С первых же нот меня ждал сюрприз. Карла проговаривала свою песенку, она ее рассказывала, а не выкрикивала. Кричать — как я узнал позднее — заставлял ее учитель: расставшись с ним, она рассталась и с криком. Триестинская песенка
Любовью занимаюсь
С большой охотой я.
А что ж еще и делать
В шестнадцать лет, друзья?
представляет собою нечто вроде рассказа или исповеди. Глаза Карлы сверкали лукавством, и взгляд их был красноречивее слов. За барабанную перепонку можно было не опасаться, и я приблизился к Карле вплотную, удивленный и очарованный. Затем сел рядом, и она рассказала свою песенку прямо мне, лукаво прищурившись в том месте, когда произносила на самой легкой и чистой ноте, что шестнадцать девичьих лет жаждут любви и свободы.
Впервые я разглядел наконец как следует личико Карлы: чистейший овал, нарушенный лишь глубокими арками глазных впадин и нежными выпуклостями скул и кажущийся еще чище от снежной белизны кожи — особенно сейчас, когда ее лицо было обращено ко мне и к свету и на него не падало ни единой тени. Эти нежные линии и кожа, которая казалась почти прозрачной и в то же время так хорошо скрывала кровь и вены, может быть слишком слабые, чтобы быть заметными, молили о любви и покровительстве.
И я был безоговорочно готов одарить ее и любовью и покровительством, и это несмотря на то, что в данный момент мне больше всего хотелось вернуться к Аугусте: ведь Карла просила об отцовской любви, которой я мог дарить ее, никому не изменяя. Ведь это же замечательно! Я оставался с Карлой, дарил ее тем, о чем молило меня ее овальное личико, и в то же время это не удаляло меня от Аугусты. Мое чувство к Карле стало одухотвореннее. Теперь, если у меня и возникнет потребность почувствовать себя чистым и ни в чем не виноватым, мне уже не нужно будет от нее бежать — я могу остаться, только переменю тему.

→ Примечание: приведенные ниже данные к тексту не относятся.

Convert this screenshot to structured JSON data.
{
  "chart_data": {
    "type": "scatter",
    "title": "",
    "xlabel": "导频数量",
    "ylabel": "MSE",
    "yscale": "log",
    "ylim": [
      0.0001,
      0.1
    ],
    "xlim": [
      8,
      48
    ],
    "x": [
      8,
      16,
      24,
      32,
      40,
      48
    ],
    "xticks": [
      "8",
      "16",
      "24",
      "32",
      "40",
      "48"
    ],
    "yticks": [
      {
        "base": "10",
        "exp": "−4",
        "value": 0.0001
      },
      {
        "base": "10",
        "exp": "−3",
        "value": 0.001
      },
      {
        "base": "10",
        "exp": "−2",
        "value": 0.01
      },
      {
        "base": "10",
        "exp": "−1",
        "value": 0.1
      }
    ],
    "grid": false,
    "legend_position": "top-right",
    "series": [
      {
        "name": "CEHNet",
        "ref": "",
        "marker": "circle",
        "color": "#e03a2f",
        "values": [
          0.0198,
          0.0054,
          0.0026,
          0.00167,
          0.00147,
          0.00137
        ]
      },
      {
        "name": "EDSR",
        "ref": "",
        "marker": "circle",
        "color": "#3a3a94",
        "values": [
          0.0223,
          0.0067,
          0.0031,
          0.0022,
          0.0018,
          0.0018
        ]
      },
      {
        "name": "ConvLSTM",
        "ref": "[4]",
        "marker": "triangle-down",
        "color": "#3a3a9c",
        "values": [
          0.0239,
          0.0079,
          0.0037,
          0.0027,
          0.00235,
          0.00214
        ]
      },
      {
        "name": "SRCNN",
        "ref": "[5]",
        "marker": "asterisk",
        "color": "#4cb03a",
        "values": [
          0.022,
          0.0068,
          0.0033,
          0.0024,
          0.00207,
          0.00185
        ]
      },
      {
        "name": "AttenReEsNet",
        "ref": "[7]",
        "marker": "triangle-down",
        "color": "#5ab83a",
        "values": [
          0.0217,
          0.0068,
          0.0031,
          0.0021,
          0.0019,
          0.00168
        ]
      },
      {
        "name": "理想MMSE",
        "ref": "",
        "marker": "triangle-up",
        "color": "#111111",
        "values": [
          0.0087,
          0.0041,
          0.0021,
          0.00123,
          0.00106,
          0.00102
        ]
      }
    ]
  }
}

Была ли эта неожиданно возникшая нежность вызвана видом ее овального личика, которое я только что для себя открыл, или ее музыкальным талантом? Потому что талант в ней был несомненно! Эта странная триестинская песенка кончается строфой, в которой та же самая девушка говорит, что теперь, когда она стала стара и уродлива, ей нужна только одна свобода — свобода умереть. Но Карла углубила эти бедные вирши, внеся в них лукавство и радость. У нее эту строфу произносила не старуха, а та же самая молоденькая девушка, которая только притворялась старухой, чтобы с этих позиций отстоять свое теперешнее право.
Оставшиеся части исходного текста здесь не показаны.